- There are good data to show that preschool children, especially those in the 1- to 3-year age bracket, are at risk of inadequate intakes of a number of important vitamins and minerals, notably iron and vitamin D
- Ultimately, nutritional education and securing better supply and availability of appropriate foods should address this important issue
- Nevertheless, until that can be achieved, there is good evidence to show that fortified milk, including young child formulas, can make a significant contribution to an appropriate nutrient intake at this important time in a child’s growth and development
Children aged between about 1 and 3 years are undergoing a significant period of nutritional transition from a milk-based diet, be that breast milk or an appropriate infant formula, to the consumption of an increasing amount and variety of family foods. This period is, however, a time when many children are at risk of inadequate nutrient supply especially in developing countries and disadvantaged populations in other countries. Moreover, neophobia (i.e., hesitancy to try new foods) and/or “picky eating” are also common at this time .Young child formulas (YCF) have been marketed since around 1990 and are often seen as a solution to preventing inadequate nutrient supply in such children. The need for YCF is not universally accepted, as it is believed by many that the nutritional needs of children aged 1 to 3 years can be easily covered by a “balanced diet,” at no extra financial cost to families, and in an ideal world, this would be the case. Nevertheless, a recent review assessed the literature for available evidence of dietary nutrient intakes relative to reference nutrient intake across the globe . Twenty-three publications from 19 different countries, including both developed and developing countries, met the review criteria. The authors concluded that many nutrients were often limited in many children, from many countries, notably vitamins A, D, B12, and C, folate, calcium, zinc, iron, iodine, and docosa-hexaenoic acid.

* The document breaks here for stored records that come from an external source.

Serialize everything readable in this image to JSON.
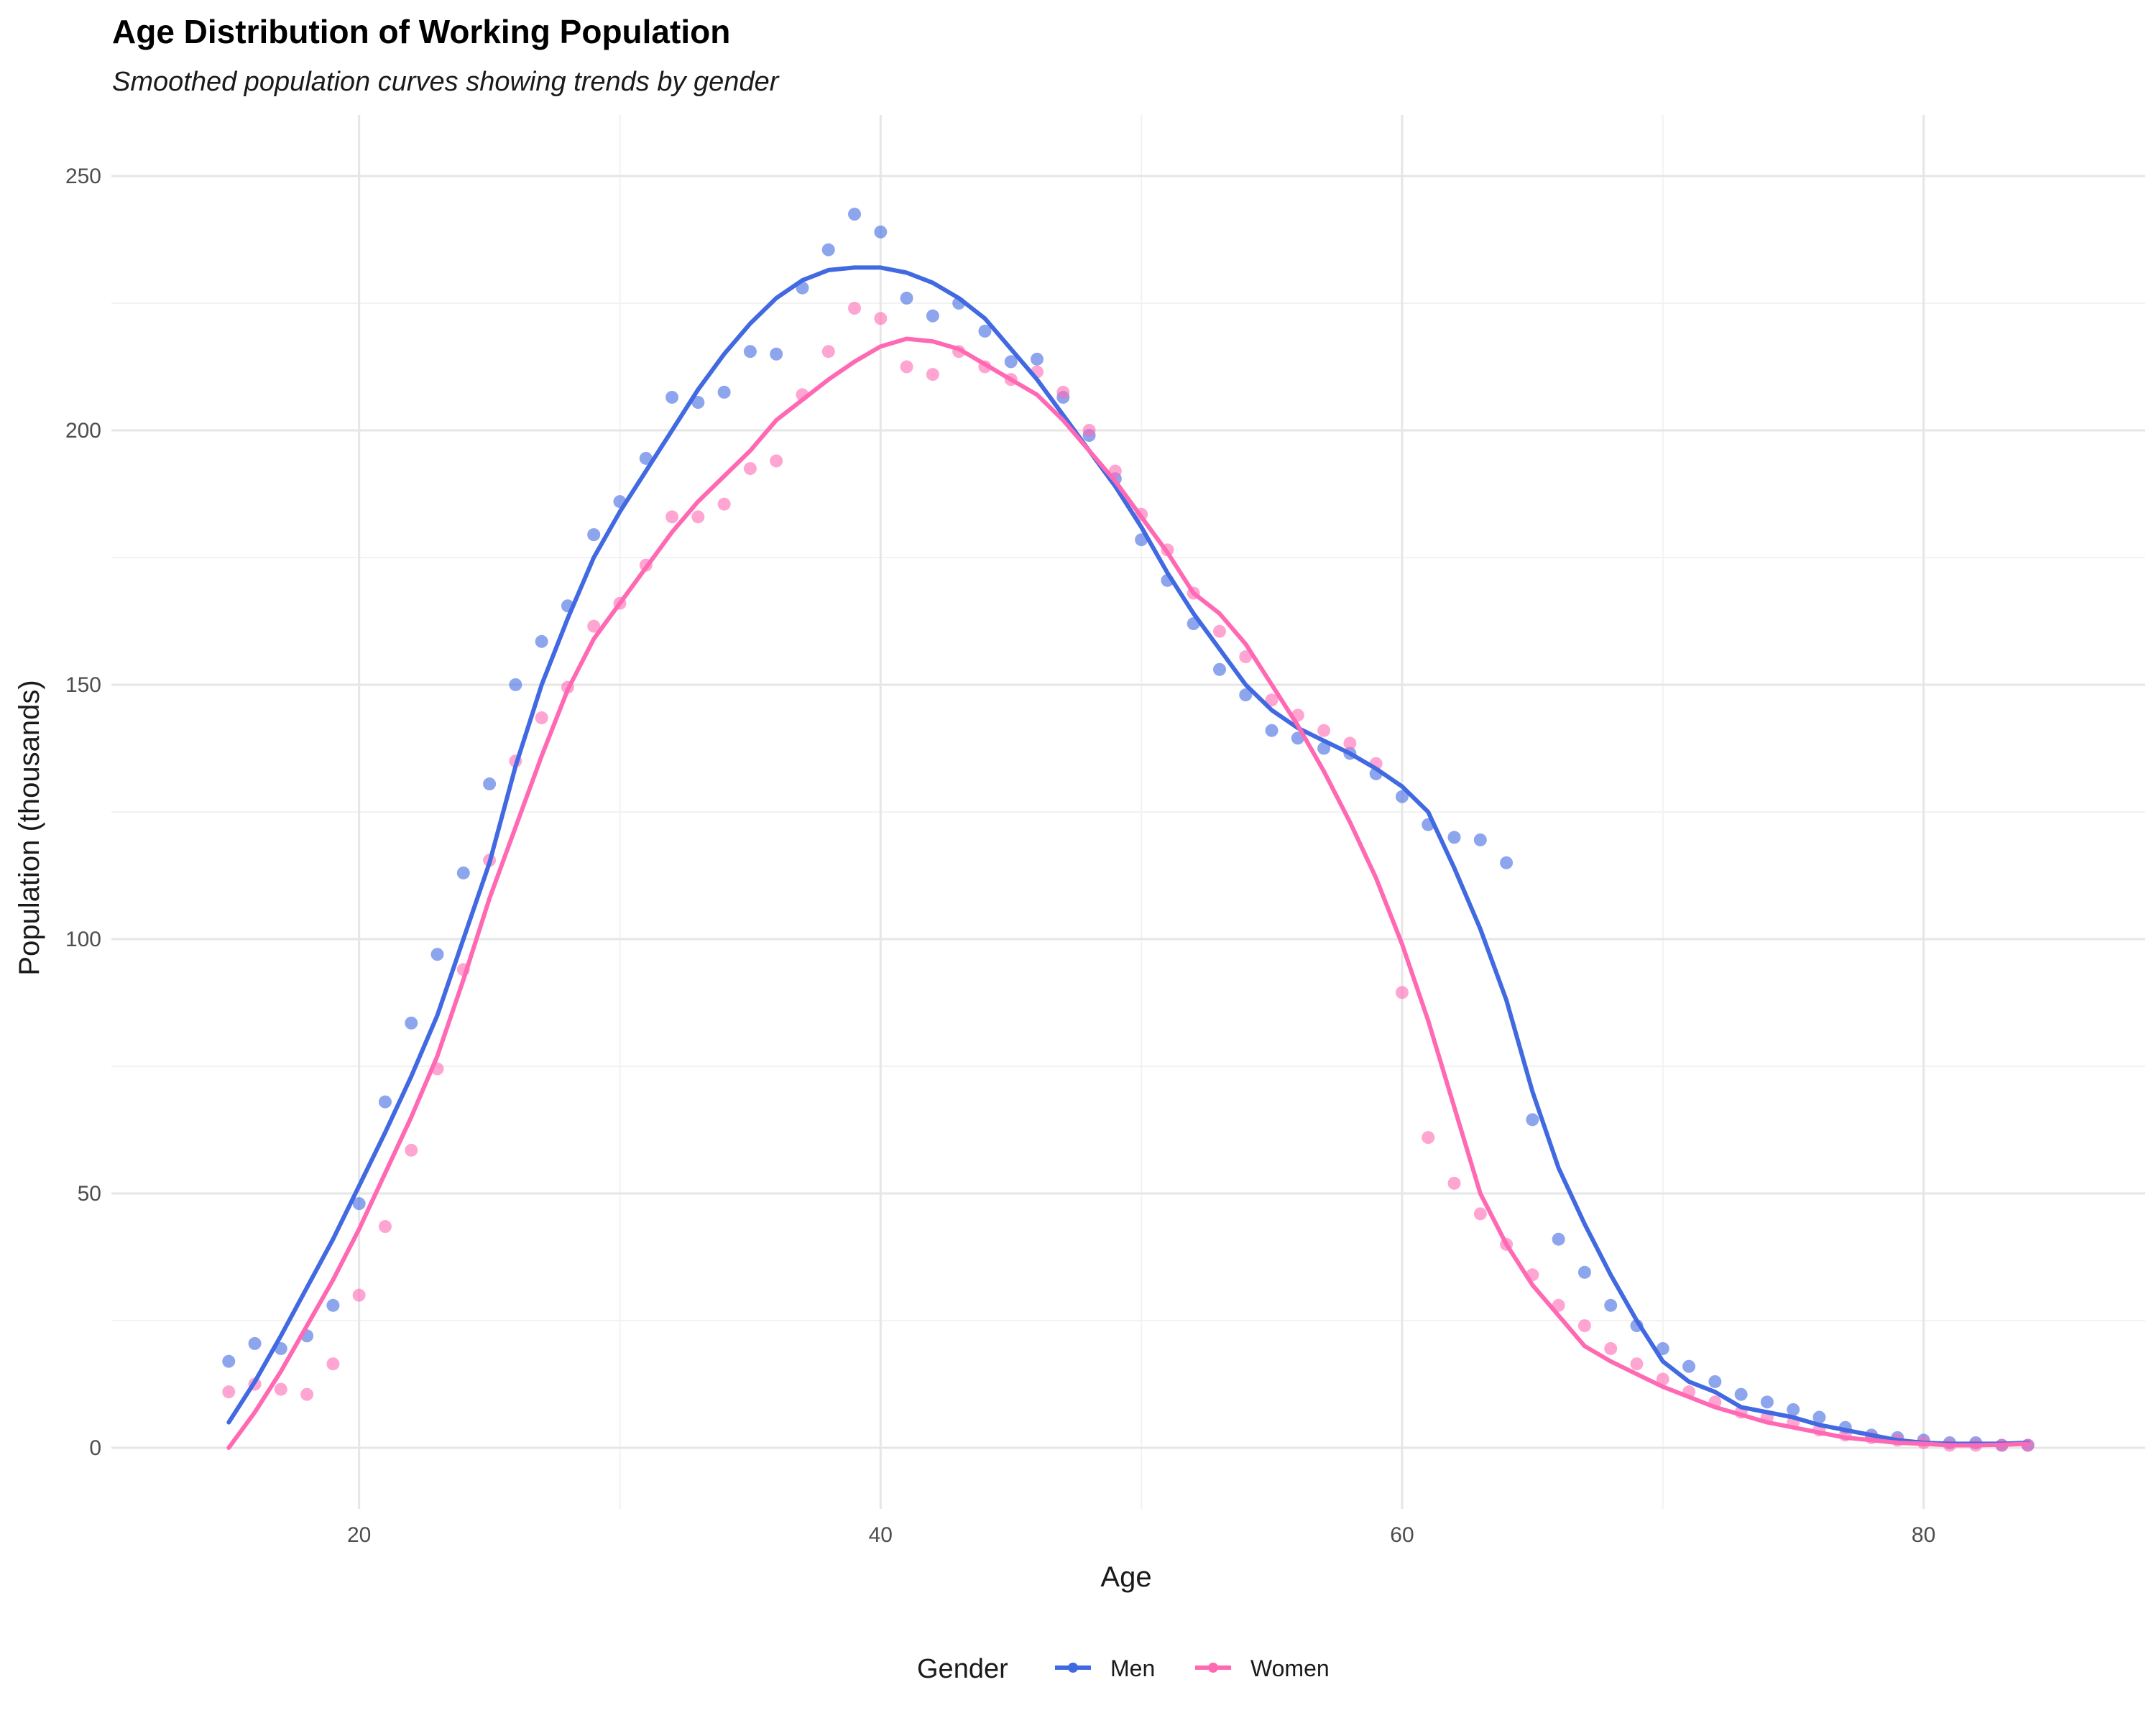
{
  "chart_data": {
    "type": "line",
    "title": "Age Distribution of Working Population",
    "subtitle": "Smoothed population curves showing trends by gender",
    "xlabel": "Age",
    "ylabel": "Population (thousands)",
    "xlim": [
      10.5,
      88.5
    ],
    "ylim": [
      -12,
      262
    ],
    "x_ticks": [
      20,
      40,
      60,
      80
    ],
    "y_ticks": [
      0,
      50,
      100,
      150,
      200,
      250
    ],
    "grid": true,
    "legend": {
      "title": "Gender",
      "position": "bottom"
    },
    "x": [
      15,
      16,
      17,
      18,
      19,
      20,
      21,
      22,
      23,
      24,
      25,
      26,
      27,
      28,
      29,
      30,
      31,
      32,
      33,
      34,
      35,
      36,
      37,
      38,
      39,
      40,
      41,
      42,
      43,
      44,
      45,
      46,
      47,
      48,
      49,
      50,
      51,
      52,
      53,
      54,
      55,
      56,
      57,
      58,
      59,
      60,
      61,
      62,
      63,
      64,
      65,
      66,
      67,
      68,
      69,
      70,
      71,
      72,
      73,
      74,
      75,
      76,
      77,
      78,
      79,
      80,
      81,
      82,
      83,
      84
    ],
    "series": [
      {
        "name": "Men",
        "color": "#4169E1",
        "points": [
          17,
          20.5,
          19.5,
          22,
          28,
          48,
          68,
          83.5,
          97,
          113,
          130.5,
          150,
          158.5,
          165.5,
          179.5,
          186,
          194.5,
          206.5,
          205.5,
          207.5,
          215.5,
          215,
          228,
          235.5,
          242.5,
          239,
          226,
          222.5,
          225,
          219.5,
          213.5,
          214,
          206.5,
          199,
          190.5,
          178.5,
          170.5,
          162,
          153,
          148,
          141,
          139.5,
          137.5,
          136.5,
          132.5,
          128,
          122.5,
          120,
          119.5,
          115,
          64.5,
          41,
          34.5,
          28,
          24,
          19.5,
          16,
          13,
          10.5,
          9,
          7.5,
          6,
          4,
          2.5,
          2,
          1.5,
          1,
          1,
          0.5,
          0.5
        ],
        "smooth": [
          5,
          13,
          22,
          31.5,
          41,
          51.5,
          62,
          73,
          85,
          100,
          115,
          134,
          150,
          163,
          175,
          184,
          192,
          200,
          208,
          215,
          221,
          226,
          229.5,
          231.5,
          232,
          232,
          231,
          229,
          226,
          222,
          216,
          210,
          203,
          196,
          189,
          181,
          172,
          164,
          157,
          150,
          145,
          141.5,
          139,
          136.5,
          133.5,
          130,
          125,
          114,
          102,
          88,
          70,
          55,
          44,
          34,
          25,
          17,
          13,
          11,
          8,
          7,
          6,
          4.5,
          3.5,
          2.5,
          1.5,
          1,
          0.8,
          0.8,
          0.8,
          1
        ]
      },
      {
        "name": "Women",
        "color": "#FF69B4",
        "points": [
          11,
          12.5,
          11.5,
          10.5,
          16.5,
          30,
          43.5,
          58.5,
          74.5,
          94,
          115.5,
          135,
          143.5,
          149.5,
          161.5,
          166,
          173.5,
          183,
          183,
          185.5,
          192.5,
          194,
          207,
          215.5,
          224,
          222,
          212.5,
          211,
          215.5,
          212.5,
          210,
          211.5,
          207.5,
          200,
          192,
          183.5,
          176.5,
          168,
          160.5,
          155.5,
          147,
          144,
          141,
          138.5,
          134.5,
          89.5,
          61,
          52,
          46,
          40,
          34,
          28,
          24,
          19.5,
          16.5,
          13.5,
          11,
          9,
          7,
          6,
          5,
          3.5,
          2.5,
          2,
          1.5,
          1,
          0.5,
          0.5,
          0.5,
          0.5
        ],
        "smooth": [
          0,
          7,
          15,
          24,
          33,
          43,
          54,
          65,
          77,
          92,
          108,
          122,
          136,
          149,
          159,
          166,
          173,
          180,
          186,
          191,
          196,
          202,
          206,
          210,
          213.5,
          216.5,
          218,
          217.5,
          216,
          213,
          210,
          207,
          202,
          196,
          190,
          183,
          176,
          168,
          164,
          158,
          150,
          142,
          133,
          123,
          112,
          99,
          84,
          67,
          50,
          40,
          32,
          26,
          20,
          17,
          14.5,
          12,
          10,
          8,
          6.5,
          5,
          4,
          3,
          2,
          1.5,
          1,
          0.8,
          0.5,
          0.5,
          0.6,
          0.8
        ]
      }
    ]
  }
}
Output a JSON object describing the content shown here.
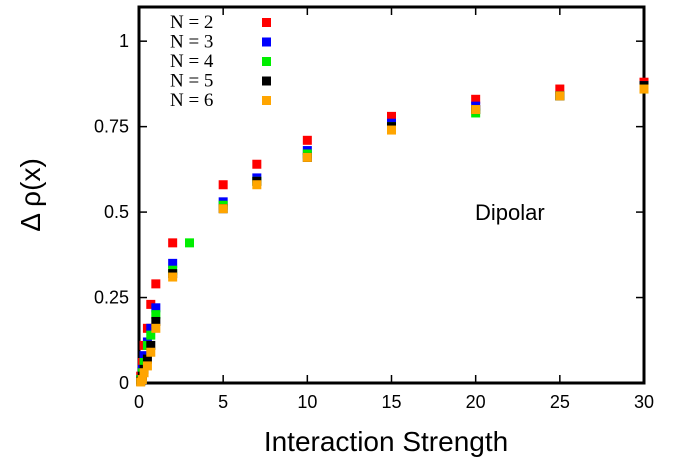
{
  "chart_data": {
    "type": "scatter",
    "xlabel": "Interaction Strength",
    "ylabel": "Δ ρ(x)",
    "annotation": "Dipolar",
    "xlim": [
      0,
      30
    ],
    "ylim": [
      0,
      1.1
    ],
    "x_ticks": [
      0,
      5,
      10,
      15,
      20,
      25,
      30
    ],
    "x_tick_labels": [
      "0",
      "5",
      "10",
      "15",
      "20",
      "25",
      "30"
    ],
    "y_ticks": [
      0,
      0.25,
      0.5,
      0.75,
      1
    ],
    "y_tick_labels": [
      "0",
      "0.25",
      "0.5",
      "0.75",
      "1"
    ],
    "grid": false,
    "legend_position": "top-left",
    "series": [
      {
        "name": "N = 2",
        "color": "#ff0000",
        "points": [
          [
            0.1,
            0.02
          ],
          [
            0.2,
            0.06
          ],
          [
            0.3,
            0.11
          ],
          [
            0.5,
            0.16
          ],
          [
            0.7,
            0.23
          ],
          [
            1,
            0.29
          ],
          [
            2,
            0.41
          ],
          [
            5,
            0.58
          ],
          [
            7,
            0.64
          ],
          [
            10,
            0.71
          ],
          [
            15,
            0.78
          ],
          [
            20,
            0.83
          ],
          [
            25,
            0.86
          ],
          [
            30,
            0.88
          ]
        ]
      },
      {
        "name": "N = 3",
        "color": "#0000ff",
        "points": [
          [
            0.1,
            0.01
          ],
          [
            0.2,
            0.04
          ],
          [
            0.3,
            0.08
          ],
          [
            0.5,
            0.12
          ],
          [
            0.7,
            0.16
          ],
          [
            1,
            0.22
          ],
          [
            2,
            0.35
          ],
          [
            5,
            0.53
          ],
          [
            7,
            0.6
          ],
          [
            10,
            0.68
          ],
          [
            15,
            0.76
          ],
          [
            20,
            0.81
          ],
          [
            25,
            0.84
          ],
          [
            30,
            0.87
          ]
        ]
      },
      {
        "name": "N = 4",
        "color": "#00ee00",
        "points": [
          [
            0.1,
            0.01
          ],
          [
            0.2,
            0.03
          ],
          [
            0.3,
            0.06
          ],
          [
            0.5,
            0.11
          ],
          [
            0.7,
            0.14
          ],
          [
            1,
            0.2
          ],
          [
            2,
            0.33
          ],
          [
            3,
            0.41
          ],
          [
            5,
            0.52
          ],
          [
            7,
            0.59
          ],
          [
            10,
            0.67
          ],
          [
            15,
            0.75
          ],
          [
            20,
            0.79
          ],
          [
            25,
            0.84
          ],
          [
            30,
            0.86
          ]
        ]
      },
      {
        "name": "N = 5",
        "color": "#000000",
        "points": [
          [
            0.1,
            0.005
          ],
          [
            0.2,
            0.02
          ],
          [
            0.3,
            0.04
          ],
          [
            0.5,
            0.07
          ],
          [
            0.7,
            0.11
          ],
          [
            1,
            0.18
          ],
          [
            2,
            0.32
          ],
          [
            5,
            0.51
          ],
          [
            7,
            0.59
          ],
          [
            10,
            0.66
          ],
          [
            15,
            0.75
          ],
          [
            20,
            0.8
          ],
          [
            25,
            0.84
          ],
          [
            30,
            0.87
          ]
        ]
      },
      {
        "name": "N = 6",
        "color": "#ffa500",
        "points": [
          [
            0.1,
            0.003
          ],
          [
            0.2,
            0.01
          ],
          [
            0.3,
            0.03
          ],
          [
            0.5,
            0.05
          ],
          [
            0.7,
            0.09
          ],
          [
            1,
            0.16
          ],
          [
            2,
            0.31
          ],
          [
            5,
            0.51
          ],
          [
            7,
            0.58
          ],
          [
            10,
            0.66
          ],
          [
            15,
            0.74
          ],
          [
            20,
            0.8
          ],
          [
            25,
            0.84
          ],
          [
            30,
            0.86
          ]
        ]
      }
    ]
  }
}
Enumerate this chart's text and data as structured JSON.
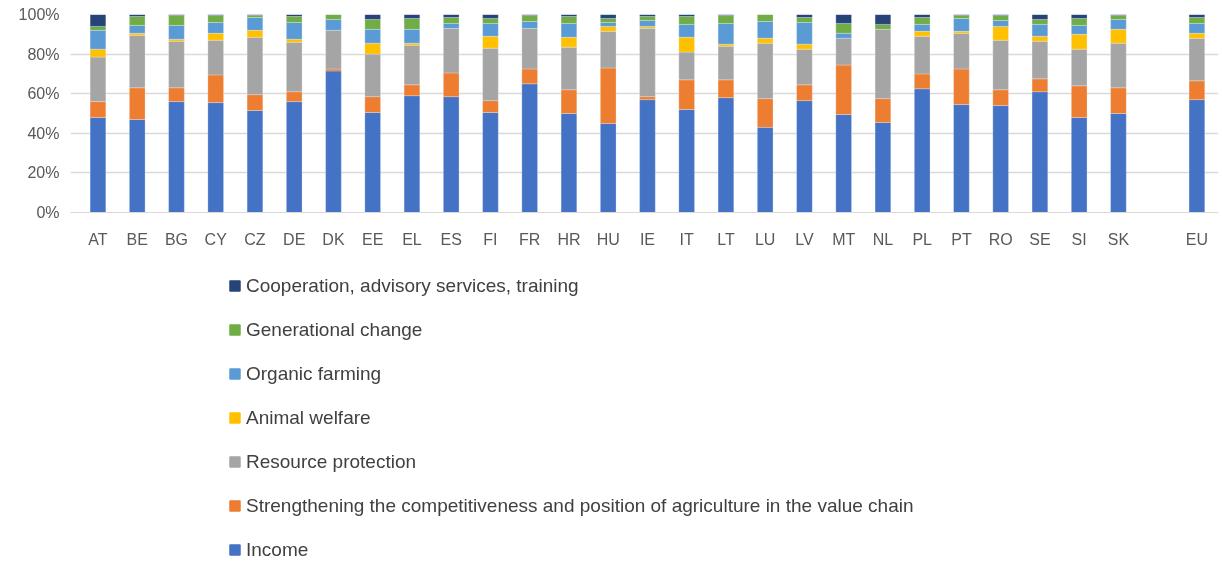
{
  "chart_data": {
    "type": "bar",
    "stacked": true,
    "grid": "y",
    "legend": "bottom",
    "categories": [
      "AT",
      "BE",
      "BG",
      "CY",
      "CZ",
      "DE",
      "DK",
      "EE",
      "EL",
      "ES",
      "FI",
      "FR",
      "HR",
      "HU",
      "IE",
      "IT",
      "LT",
      "LU",
      "LV",
      "MT",
      "NL",
      "PL",
      "PT",
      "RO",
      "SE",
      "SI",
      "SK",
      null,
      "EU"
    ],
    "ylim": [
      0,
      100
    ],
    "yticks": [
      {
        "value": 0,
        "label": "0%"
      },
      {
        "value": 20,
        "label": "20%"
      },
      {
        "value": 40,
        "label": "40%"
      },
      {
        "value": 60,
        "label": "60%"
      },
      {
        "value": 80,
        "label": "80%"
      },
      {
        "value": 100,
        "label": "100%"
      }
    ],
    "series": [
      {
        "name": "Income",
        "color": "#4472c4",
        "values": [
          48,
          47,
          56,
          55.5,
          51.5,
          56,
          71.5,
          50.5,
          59,
          58.5,
          50.5,
          65,
          50,
          45,
          57,
          52,
          58,
          43,
          56.5,
          49.5,
          45.5,
          62.5,
          54.5,
          54,
          61,
          48,
          50,
          null,
          57
        ]
      },
      {
        "name": "Strengthening the competitiveness and position of agriculture in the value chain",
        "color": "#ed7d31",
        "values": [
          8,
          16,
          7,
          14,
          8,
          5,
          1,
          8,
          5.5,
          12,
          6,
          7.5,
          12,
          28,
          1.5,
          15,
          9,
          14.5,
          8,
          25,
          12,
          7.5,
          18,
          8,
          6.5,
          16,
          13,
          null,
          9.5
        ]
      },
      {
        "name": "Resource protection",
        "color": "#a5a5a5",
        "values": [
          22.5,
          26.5,
          23.5,
          17.5,
          29,
          25,
          19.5,
          21.5,
          20,
          22.5,
          26.5,
          20.5,
          21.5,
          18.5,
          34.5,
          14,
          17,
          28,
          18,
          13.5,
          35,
          19,
          18,
          25,
          19,
          18.5,
          22.5,
          null,
          21.5
        ]
      },
      {
        "name": "Animal welfare",
        "color": "#ffc000",
        "values": [
          4,
          1,
          1,
          3.5,
          3.5,
          1.5,
          0,
          5.5,
          1,
          0,
          6,
          0,
          5,
          2.5,
          1,
          7.5,
          1,
          2.5,
          2.5,
          0,
          0,
          2.5,
          1,
          7,
          2.5,
          7.5,
          7,
          null,
          2.5
        ]
      },
      {
        "name": "Organic farming",
        "color": "#5b9bd5",
        "values": [
          9.5,
          4,
          7,
          5.5,
          6.5,
          8.5,
          5.5,
          7,
          7,
          2.5,
          6.5,
          3.5,
          7,
          2,
          3,
          6.5,
          10.5,
          8.5,
          11,
          2.5,
          0,
          3.5,
          6.5,
          3,
          6,
          4.5,
          5,
          null,
          5
        ]
      },
      {
        "name": "Generational change",
        "color": "#70ad47",
        "values": [
          2,
          4.5,
          5,
          3.5,
          1,
          3,
          2.5,
          5,
          5.5,
          3,
          2.5,
          3,
          3.5,
          2,
          2,
          4,
          4,
          3.5,
          2.5,
          5,
          2.5,
          3.5,
          1.5,
          2.5,
          2.5,
          3.5,
          2,
          null,
          3
        ]
      },
      {
        "name": "Cooperation, advisory services, training",
        "color": "#264478",
        "values": [
          6,
          1,
          0.5,
          0.5,
          0.5,
          1,
          0,
          2.5,
          2,
          1.5,
          2,
          0.5,
          1,
          2,
          1,
          1,
          0.5,
          0,
          1.5,
          4.5,
          5,
          1.5,
          0.5,
          0.5,
          2.5,
          2,
          0.5,
          null,
          1.5
        ]
      }
    ]
  }
}
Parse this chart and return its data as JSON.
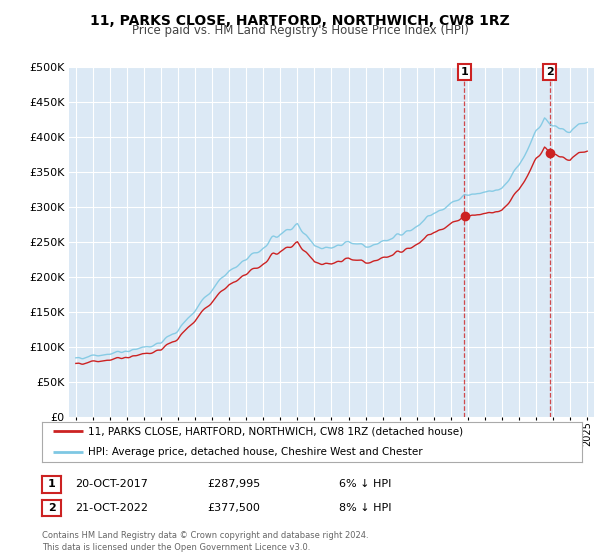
{
  "title": "11, PARKS CLOSE, HARTFORD, NORTHWICH, CW8 1RZ",
  "subtitle": "Price paid vs. HM Land Registry's House Price Index (HPI)",
  "legend_line1": "11, PARKS CLOSE, HARTFORD, NORTHWICH, CW8 1RZ (detached house)",
  "legend_line2": "HPI: Average price, detached house, Cheshire West and Chester",
  "sale1_label": "1",
  "sale1_date": "20-OCT-2017",
  "sale1_price": "£287,995",
  "sale1_hpi": "6% ↓ HPI",
  "sale2_label": "2",
  "sale2_date": "21-OCT-2022",
  "sale2_price": "£377,500",
  "sale2_hpi": "8% ↓ HPI",
  "footnote": "Contains HM Land Registry data © Crown copyright and database right 2024.\nThis data is licensed under the Open Government Licence v3.0.",
  "hpi_color": "#7ec8e3",
  "price_color": "#cc2222",
  "annotation_box_color": "#cc2222",
  "vline_color": "#cc2222",
  "plot_bg_color": "#dce9f5",
  "ylim": [
    0,
    500000
  ],
  "yticks": [
    0,
    50000,
    100000,
    150000,
    200000,
    250000,
    300000,
    350000,
    400000,
    450000,
    500000
  ],
  "sale1_year": 2017.8,
  "sale1_value": 287995,
  "sale2_year": 2022.8,
  "sale2_value": 377500
}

Matsuyama et al.  undertook a systematic review and meta-analysis of randomised controlled trials of what they referred to as “fortified milks,” which included YCF, against control milks, which was often standard cow’s milk. Fifteen articles sourced from 5 major international databases met the eligibility criteria that included that the population studied be otherwise healthy children aged between 6 and 47 months and that outcomes were growth parameters and biochemical markers. The use of fortified milk compared with control milk had a small nonsignificant effect on body weight gain over the study period (mean difference = 0.17 kg; 95% CI: 0.02–0.31 kg). However, it is noteworthy that the risk of anaemia was reduced in the fortified milk groups (OR = 0.32; 95% CI: 0.15–0.66). Iron deficiency, which can lead to anaemia, is reported as being the most common micronutrient deficiency in the world ; and so, clearly many young children are not receiving adequate amounts of dietary iron. As noted by Matsuyama et al. , efforts to raise public awareness of the importance of iron-rich complementary foods are essential. Nevertheless, availability of such foods can be scarce in some developing countries.
Very recently in 2018, the results of a randomised controlled trial of a YCF versus cow’s milk in Australia and New Zealand have been reported . After having consumed either the YCF or cow’s milk for 12 months between the ages of 1 and 2 years, the YCF group had a lower total protein intake and higher iron, vitamin D, vitamin C, and zinc intake at 2 years of age with the differences for iron, vitamin C, and vitamin D reaching statistical signifi - cance. As reported by Suthutvoravut et al. , micronutrient deficiencies in young children are widespread, and whilst nutritional education and availability of appropriate foods are the key to overcoming this global problem, as was concluded by Matsuyama et al. , there is evidence that fortified milk can be effective also, under certain circumstances.